The reproductive division of labor is associated with an increased longevity of reproductives and histone-modifying enzymes take part in lifespan regulation. There was found two histone-deacetylases overexpressed in reproductive females, sirtuin 6 and sirtuin 7.

In eusocial insects and the reproductive division of labor is regulated by cuticular hydrocarbons. The reproductive status in Z. nevadensis is directed by the abundance of four long chain polyunsaturated alkenes. From 16 elongases and 10 desaturases found in Z. nevadensis one of each group is highly expressed in reproductive forms. The reproductive co-expression of these genes makes them hydrocarbon signaling regulators candidates in Z. nevadensis.

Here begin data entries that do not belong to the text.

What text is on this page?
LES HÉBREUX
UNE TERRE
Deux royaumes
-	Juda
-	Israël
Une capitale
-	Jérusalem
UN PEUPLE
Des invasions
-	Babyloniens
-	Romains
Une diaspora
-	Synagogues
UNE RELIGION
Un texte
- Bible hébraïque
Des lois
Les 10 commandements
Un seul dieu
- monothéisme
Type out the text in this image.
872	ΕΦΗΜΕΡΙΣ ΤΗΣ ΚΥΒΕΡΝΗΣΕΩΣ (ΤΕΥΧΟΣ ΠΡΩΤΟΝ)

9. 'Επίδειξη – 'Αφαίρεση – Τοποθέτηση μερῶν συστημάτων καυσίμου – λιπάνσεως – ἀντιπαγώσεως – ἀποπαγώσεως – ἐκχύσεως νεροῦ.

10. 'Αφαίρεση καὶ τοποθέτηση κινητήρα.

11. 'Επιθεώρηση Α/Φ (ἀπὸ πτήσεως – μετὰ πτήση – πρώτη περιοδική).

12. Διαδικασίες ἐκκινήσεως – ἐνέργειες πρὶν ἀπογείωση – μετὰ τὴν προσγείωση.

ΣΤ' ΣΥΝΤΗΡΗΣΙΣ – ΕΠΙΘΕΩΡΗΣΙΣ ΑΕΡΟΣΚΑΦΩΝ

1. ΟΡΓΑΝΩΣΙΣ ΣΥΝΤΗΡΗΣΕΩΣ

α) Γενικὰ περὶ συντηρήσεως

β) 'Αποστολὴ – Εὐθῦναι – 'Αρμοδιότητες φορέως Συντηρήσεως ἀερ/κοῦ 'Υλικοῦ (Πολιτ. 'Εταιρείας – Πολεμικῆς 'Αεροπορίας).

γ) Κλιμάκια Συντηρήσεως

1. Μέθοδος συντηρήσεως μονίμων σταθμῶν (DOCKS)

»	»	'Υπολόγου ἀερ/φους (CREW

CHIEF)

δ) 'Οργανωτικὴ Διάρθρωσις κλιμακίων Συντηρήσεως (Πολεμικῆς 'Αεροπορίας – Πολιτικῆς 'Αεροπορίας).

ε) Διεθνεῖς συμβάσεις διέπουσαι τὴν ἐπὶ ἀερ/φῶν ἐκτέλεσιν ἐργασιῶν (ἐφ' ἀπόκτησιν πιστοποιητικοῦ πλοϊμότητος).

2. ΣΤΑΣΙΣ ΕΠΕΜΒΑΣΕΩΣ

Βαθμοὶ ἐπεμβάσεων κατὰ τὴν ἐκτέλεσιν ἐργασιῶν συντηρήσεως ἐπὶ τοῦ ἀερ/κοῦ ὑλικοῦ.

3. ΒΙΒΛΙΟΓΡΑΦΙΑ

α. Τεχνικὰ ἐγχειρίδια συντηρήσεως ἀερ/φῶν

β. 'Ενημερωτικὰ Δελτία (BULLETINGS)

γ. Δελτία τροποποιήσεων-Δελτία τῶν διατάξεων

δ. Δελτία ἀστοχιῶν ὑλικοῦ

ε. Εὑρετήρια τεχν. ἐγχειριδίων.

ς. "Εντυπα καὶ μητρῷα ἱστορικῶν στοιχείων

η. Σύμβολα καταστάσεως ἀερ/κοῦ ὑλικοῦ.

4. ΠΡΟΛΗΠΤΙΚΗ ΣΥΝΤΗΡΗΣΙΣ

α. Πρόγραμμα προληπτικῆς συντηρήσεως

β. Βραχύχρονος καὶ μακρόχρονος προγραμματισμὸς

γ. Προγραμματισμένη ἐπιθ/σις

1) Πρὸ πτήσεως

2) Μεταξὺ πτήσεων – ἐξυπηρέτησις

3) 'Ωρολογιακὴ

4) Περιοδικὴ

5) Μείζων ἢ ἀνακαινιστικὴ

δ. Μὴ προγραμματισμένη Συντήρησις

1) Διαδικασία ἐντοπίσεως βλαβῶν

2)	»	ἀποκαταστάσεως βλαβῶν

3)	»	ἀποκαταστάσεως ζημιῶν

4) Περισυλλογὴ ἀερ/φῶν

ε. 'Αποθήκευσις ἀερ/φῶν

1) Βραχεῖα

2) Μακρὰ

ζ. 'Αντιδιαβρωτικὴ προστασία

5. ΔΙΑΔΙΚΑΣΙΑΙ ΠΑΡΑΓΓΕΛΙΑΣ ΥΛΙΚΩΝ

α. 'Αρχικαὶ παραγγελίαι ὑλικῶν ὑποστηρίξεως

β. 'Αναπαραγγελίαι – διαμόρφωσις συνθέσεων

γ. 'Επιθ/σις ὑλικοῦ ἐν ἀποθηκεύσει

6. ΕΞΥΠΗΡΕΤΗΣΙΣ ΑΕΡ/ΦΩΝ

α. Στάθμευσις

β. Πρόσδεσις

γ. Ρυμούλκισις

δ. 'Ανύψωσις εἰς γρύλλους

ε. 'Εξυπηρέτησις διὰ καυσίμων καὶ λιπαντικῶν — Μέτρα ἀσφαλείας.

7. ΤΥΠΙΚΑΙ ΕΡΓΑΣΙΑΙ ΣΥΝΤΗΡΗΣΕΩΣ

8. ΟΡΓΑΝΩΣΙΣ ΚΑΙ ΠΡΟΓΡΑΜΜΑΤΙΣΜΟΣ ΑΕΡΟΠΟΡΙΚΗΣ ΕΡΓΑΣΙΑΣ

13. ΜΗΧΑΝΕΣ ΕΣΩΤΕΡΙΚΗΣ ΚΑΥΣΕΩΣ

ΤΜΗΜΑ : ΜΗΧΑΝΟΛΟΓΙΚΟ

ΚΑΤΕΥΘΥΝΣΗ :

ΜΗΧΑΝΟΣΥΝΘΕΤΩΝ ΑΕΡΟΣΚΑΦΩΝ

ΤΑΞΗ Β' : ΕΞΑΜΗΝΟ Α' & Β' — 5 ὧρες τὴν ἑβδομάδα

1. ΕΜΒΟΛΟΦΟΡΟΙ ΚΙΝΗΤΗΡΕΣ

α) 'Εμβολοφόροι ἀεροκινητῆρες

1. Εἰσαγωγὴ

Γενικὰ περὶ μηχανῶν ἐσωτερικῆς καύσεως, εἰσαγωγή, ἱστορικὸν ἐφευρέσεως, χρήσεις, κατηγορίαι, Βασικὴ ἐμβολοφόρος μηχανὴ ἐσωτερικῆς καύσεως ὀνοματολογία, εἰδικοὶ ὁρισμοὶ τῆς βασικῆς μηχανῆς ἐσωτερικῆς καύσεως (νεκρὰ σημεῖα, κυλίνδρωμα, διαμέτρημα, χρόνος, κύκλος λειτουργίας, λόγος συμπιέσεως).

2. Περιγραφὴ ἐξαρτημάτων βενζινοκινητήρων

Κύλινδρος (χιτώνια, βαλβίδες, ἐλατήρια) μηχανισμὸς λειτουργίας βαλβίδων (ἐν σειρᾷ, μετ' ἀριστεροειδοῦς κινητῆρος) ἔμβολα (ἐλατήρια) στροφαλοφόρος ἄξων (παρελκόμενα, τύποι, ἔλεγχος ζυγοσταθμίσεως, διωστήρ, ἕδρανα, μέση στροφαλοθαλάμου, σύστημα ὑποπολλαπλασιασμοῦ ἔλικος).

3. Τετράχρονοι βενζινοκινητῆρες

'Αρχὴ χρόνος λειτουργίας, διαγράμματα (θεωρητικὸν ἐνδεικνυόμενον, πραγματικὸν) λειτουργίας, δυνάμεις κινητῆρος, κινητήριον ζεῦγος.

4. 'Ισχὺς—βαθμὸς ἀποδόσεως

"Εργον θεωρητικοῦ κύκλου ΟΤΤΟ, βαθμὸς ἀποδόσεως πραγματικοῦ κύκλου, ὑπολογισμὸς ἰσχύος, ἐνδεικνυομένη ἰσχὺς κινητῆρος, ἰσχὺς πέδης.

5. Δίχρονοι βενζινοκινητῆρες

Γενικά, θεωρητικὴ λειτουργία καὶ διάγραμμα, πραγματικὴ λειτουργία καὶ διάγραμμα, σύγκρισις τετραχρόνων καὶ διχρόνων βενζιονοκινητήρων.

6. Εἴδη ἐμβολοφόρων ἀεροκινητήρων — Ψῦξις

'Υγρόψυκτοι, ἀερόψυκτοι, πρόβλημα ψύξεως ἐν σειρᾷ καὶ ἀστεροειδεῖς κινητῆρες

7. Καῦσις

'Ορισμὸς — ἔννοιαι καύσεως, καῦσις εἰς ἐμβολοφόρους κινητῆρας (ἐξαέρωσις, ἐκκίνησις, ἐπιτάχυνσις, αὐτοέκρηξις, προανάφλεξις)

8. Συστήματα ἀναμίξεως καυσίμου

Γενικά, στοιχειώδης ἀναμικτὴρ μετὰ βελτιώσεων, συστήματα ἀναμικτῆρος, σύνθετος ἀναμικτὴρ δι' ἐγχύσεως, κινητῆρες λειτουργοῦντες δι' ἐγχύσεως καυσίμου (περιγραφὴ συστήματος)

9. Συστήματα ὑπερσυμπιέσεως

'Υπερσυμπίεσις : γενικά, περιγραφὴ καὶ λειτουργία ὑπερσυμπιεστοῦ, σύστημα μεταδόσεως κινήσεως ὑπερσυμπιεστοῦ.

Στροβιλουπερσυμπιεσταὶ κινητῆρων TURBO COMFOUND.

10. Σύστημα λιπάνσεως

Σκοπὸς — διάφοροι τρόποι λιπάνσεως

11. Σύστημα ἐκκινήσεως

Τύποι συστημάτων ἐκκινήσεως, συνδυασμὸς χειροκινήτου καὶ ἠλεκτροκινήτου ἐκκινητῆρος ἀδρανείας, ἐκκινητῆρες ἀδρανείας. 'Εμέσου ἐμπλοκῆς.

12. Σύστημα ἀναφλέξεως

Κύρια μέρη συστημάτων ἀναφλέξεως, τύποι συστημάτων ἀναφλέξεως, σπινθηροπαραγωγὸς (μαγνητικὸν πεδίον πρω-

Previous studies indicated that cytochromes P450 (CYP450) and hexamerins are implicated in caste differentiation.
- Cytochromes P450 are haeme-thiolate enzymes. In insects they contribute in endogenous and xenobiotics compound degradation. CYP4 and CYP5 families are implied in JH synthesis and degradation. CYP450 is involved with the JH-dependent differentiation from worker to soldier termites. There were found 55 CYP450 genes. This number is lower than in solitary Diptera, but intermediate compared with eusocial Hymenoptera.
- Hexamerins are usually storage proteins in solitary insects. There were found 5 hexamerin genes in Z. nevadensis. Two of them are implicated in JH availability. Hexamerins reduce the JH availability in workers and nymphal stages. The overexpression during this plastic stages inhibits the differentiation to soldiers.